An extensible variant addresses these two concerns:
bar :: forall r. Foo -> Variant (just :: Int, nothing :: Unit | r)
bar
allows you to take the returned variant and embed it in a “larger” variant without any special dance. If you have another function with a different extensible variant:
baz :: forall r. Foo -> Variant (great :: String | r)
bar
and baz
will unify without you doing anything. If you want to embed either of these into an even “larger” variant, that works as well:
qux :: Foo -> Variant (bad :: Bool, great :: String, just :: Int, nothing :: Unit)
qux x = bar x
The other thing extensible variants help with is communicating more clearly about what a function returns. Think about some validation code, you might use V a b
for that. A common non-variant approach is to define some data type with all of the cases:
data Error
= TooOld Int
| TooYoung Int
| TooLong String
Then, write some functions that do validation:
age :: Foo -> V (NonEmptyList Error) Bar
There’s a straight-forward conversion to a non-extensible variant version:
ageV :: Foo -> V (NonEmptyList (Variant (tooOld :: Int, tooYoung :: Int, tooLong :: String))) Bar
age
and ageV
are effectively the same, and both have the same problem: they both imply that they can return any of the possible errors. Most likely, they only deal with the age related errors (maybe only one error and the function could be better named). If an extensible variant is used, that can be communicated more clearly:
ageEV :: forall r. Foo -> V (NonEmptyList (Variant (tooYoung :: Int | r))) Bar
ageEV
would still unify with ageV
, but it also communicates that the only possible “error” it can make is tooYoung
. You might also see the parallel to that Maybe a
variant we defined above. Sometimes you know you’re only returning the “just” case. With Maybe a
or Variant (just :: a, nothing :: Unit)
you can’t always communicate that properly. If you can say Variant (just :: a | r)
instead, it communicates that the “nothing” case cannot exist.

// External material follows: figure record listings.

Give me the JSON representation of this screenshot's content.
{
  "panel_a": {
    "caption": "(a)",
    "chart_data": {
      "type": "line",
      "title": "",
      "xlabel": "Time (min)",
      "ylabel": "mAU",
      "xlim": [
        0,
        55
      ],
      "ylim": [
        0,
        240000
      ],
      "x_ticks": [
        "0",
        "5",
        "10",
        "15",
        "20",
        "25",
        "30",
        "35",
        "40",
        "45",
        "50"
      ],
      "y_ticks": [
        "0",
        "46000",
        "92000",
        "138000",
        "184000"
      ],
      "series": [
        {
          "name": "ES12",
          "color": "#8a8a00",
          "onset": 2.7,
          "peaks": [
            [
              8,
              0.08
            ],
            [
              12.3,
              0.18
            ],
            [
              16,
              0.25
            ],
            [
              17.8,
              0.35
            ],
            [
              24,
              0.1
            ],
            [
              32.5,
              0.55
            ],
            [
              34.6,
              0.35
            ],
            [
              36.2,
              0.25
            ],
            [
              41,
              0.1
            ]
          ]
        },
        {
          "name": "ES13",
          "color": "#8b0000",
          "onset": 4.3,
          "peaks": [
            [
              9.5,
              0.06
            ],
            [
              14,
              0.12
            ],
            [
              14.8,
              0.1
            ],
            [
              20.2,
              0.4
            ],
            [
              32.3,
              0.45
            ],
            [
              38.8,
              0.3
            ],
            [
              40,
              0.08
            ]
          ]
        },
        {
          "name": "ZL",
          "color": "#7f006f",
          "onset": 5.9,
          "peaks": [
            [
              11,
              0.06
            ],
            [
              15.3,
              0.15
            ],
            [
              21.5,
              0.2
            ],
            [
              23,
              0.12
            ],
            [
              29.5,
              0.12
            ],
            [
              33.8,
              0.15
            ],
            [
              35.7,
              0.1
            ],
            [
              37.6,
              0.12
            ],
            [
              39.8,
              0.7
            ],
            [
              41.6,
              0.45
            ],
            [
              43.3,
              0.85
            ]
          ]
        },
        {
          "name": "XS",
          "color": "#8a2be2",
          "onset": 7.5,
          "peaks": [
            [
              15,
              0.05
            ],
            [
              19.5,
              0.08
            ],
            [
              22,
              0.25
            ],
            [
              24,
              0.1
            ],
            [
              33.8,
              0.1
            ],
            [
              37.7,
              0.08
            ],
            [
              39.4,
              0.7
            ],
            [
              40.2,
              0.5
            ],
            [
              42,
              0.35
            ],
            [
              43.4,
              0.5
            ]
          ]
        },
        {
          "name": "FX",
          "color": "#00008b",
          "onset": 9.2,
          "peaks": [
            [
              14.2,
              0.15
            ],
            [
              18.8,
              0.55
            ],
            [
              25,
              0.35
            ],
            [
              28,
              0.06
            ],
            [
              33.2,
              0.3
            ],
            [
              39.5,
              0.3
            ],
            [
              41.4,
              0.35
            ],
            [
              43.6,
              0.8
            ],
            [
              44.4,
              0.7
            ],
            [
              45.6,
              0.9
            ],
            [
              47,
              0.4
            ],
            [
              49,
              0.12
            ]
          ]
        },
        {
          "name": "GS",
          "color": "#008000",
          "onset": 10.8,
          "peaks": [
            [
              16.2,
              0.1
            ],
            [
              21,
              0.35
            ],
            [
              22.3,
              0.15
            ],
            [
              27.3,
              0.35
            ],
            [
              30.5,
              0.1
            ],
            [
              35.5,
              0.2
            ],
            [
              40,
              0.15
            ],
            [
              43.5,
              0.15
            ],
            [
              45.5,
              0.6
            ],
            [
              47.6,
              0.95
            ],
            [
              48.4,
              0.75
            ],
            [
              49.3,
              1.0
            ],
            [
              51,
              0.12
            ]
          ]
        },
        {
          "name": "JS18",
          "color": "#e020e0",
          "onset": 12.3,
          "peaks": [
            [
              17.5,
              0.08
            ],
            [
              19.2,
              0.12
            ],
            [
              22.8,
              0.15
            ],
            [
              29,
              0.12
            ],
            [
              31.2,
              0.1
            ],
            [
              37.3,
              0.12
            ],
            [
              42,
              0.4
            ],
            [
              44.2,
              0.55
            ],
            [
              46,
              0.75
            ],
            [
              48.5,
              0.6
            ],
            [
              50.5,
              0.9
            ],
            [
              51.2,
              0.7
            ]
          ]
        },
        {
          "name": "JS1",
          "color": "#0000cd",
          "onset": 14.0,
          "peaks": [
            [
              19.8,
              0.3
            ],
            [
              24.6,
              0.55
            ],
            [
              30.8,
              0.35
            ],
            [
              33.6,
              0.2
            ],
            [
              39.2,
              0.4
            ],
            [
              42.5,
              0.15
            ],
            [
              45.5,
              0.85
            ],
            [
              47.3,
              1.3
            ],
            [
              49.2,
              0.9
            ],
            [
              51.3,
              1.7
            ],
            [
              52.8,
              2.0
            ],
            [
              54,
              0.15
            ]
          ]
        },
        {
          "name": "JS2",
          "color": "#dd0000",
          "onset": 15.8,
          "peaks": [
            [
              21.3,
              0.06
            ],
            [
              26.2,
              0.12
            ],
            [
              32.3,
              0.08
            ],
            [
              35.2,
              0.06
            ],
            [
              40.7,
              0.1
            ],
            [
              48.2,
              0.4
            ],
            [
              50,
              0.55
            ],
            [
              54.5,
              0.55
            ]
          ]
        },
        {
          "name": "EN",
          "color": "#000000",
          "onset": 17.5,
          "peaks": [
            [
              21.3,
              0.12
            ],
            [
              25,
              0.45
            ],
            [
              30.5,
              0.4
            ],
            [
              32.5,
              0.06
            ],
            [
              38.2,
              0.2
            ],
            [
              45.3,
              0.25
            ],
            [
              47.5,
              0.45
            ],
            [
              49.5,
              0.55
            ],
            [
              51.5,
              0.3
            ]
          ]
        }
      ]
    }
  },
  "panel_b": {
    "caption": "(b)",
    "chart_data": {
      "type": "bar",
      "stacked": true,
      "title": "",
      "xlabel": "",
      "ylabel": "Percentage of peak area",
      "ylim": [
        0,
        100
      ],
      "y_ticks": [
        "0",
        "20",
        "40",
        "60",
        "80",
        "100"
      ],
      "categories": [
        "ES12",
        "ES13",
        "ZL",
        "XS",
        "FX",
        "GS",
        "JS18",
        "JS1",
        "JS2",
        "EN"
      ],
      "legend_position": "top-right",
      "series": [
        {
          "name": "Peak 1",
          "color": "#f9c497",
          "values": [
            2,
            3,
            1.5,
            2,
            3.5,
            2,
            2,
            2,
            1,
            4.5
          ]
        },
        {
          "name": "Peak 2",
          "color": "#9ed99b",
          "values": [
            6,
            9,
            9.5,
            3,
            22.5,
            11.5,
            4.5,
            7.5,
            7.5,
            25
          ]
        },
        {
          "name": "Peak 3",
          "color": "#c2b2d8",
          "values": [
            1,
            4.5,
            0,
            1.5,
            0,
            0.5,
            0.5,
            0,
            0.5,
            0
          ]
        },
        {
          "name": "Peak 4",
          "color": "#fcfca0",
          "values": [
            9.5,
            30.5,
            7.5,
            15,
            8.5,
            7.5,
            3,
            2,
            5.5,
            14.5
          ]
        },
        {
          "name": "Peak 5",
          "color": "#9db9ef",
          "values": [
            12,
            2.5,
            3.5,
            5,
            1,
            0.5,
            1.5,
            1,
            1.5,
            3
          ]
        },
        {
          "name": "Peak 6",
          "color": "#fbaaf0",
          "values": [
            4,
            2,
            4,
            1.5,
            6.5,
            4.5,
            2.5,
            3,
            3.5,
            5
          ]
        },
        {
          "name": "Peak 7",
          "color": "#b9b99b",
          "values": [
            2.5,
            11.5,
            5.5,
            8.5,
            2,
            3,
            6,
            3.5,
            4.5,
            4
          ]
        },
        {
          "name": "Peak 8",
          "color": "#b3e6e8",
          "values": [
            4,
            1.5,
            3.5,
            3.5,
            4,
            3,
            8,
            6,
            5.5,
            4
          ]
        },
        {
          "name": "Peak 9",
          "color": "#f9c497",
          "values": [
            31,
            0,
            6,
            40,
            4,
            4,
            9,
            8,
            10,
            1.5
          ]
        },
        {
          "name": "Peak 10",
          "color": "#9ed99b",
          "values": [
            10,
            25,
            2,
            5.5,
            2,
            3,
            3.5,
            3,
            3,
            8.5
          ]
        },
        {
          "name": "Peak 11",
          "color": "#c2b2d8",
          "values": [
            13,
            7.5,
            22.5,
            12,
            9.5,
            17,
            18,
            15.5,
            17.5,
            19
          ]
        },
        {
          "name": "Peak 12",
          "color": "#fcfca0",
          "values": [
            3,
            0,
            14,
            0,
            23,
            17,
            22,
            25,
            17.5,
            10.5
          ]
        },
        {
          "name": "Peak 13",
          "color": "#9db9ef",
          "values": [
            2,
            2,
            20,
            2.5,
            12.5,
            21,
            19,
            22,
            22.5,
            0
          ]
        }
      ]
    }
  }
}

This sort of thing happens quite frequently in real code. You have a large sum type that you know can only return a handful of the cases.
The practice for nominal sums is to split the sum up and rejoin it somewhere later. That can get hard to work with, and generally lacks the granularity you might want in certain situations. For structural sums (variant), you can be as granular as you need/want when you need/want so long as extensibility is used appropriately. You don’t have to do weird dances to get the types lined up, they just figure themselves out.
It might seem that duality would imply an extensible variant is “better” than a non-extensible variant as a “domain model.” I can’t say. It could be the same as records. I don’t have enough experience with extensible variants as “domain models” to say one way or the other.